The first Earth Day (1970) had two Co-Chairs. Demorcatic Senator Gaylord Nelson (WI) and Republican Congressman Paul N. "Pete" McCloskey (CA). There was, at that time, a national consensus that the environment was important and that the public could influence our politicians to do something about it. Note, the both major parties and both houses of Congress were involved in the leadership.
While Sen. Nelson died in 2005, Pete McCloskey is still with us and continues the fight that they started then. On Friday, April 20, McCloskey was honored by the dedication of a ~100 acre McCloskey Preserve in San Mateo County. This is a dedication of private lands to be set aside in perpetuity.
At the dedication, McCloskey remarked that "the key to preserving the planet may rest in the nation's youth.
I think that this should be a goal of the Green Party CA. We should be using environmental activism to reach out to young people, as McCloskey advises, and making sure that they are able to continue living in the world that we have enjoyed for all of our years. We should be setting up the equivalent of a Youth Ministry, except the goal is not the salvation of the soul but the salvation of this country.
Meanwhile, the old soldier in McCloskey demands that he continue the fight, as as such his law firm has joined the qui tam law suit against Maxxam Corporartion and it's owner, Charles Hurwitz, over the logging of the Headwaters Forest in N. California.

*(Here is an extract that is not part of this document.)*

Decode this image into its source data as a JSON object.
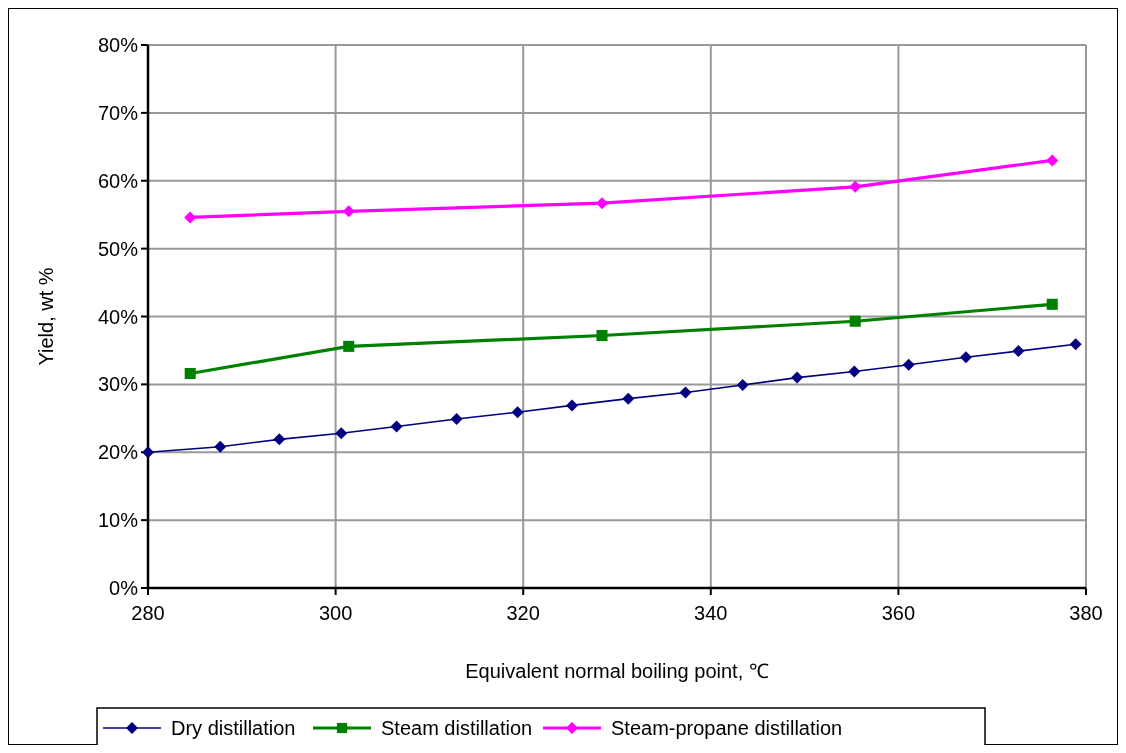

In the meantime, the national Green Party did not even produce a press release regarding Earth Day (though they did acknowledge the Step it Up campaign.) And I could not get any response to my question on this subject from Starlene Ranking, a National Media Committee CoCo. It would seem that the consciousness of environmental issues is there, but not the sense of urgency that our current situation requires.
I am looking out my home office window. The sun has just come out after a night of showers. A row of rosemary has provided feed to some white crowned sparrows and a flock of bush tits. A pair of spotted towhees are grubbing underneath the shrubs. It feels like all is right with the world, but I know it isn't.
- The GPCA Environment Email list has dwindled to having only 5 people and only a few are active.
- The national EcoAction Committee is floundering to the point where the last conference all only had 5 people and spent most of it's time discussing whether the committee should continue and, if it did, what it should be doing.
- The Steering Committee for the GPCA can not even agree on an Agenda for our next General Assembly and those proposals which would have dealt with substantive issues are not even being considered.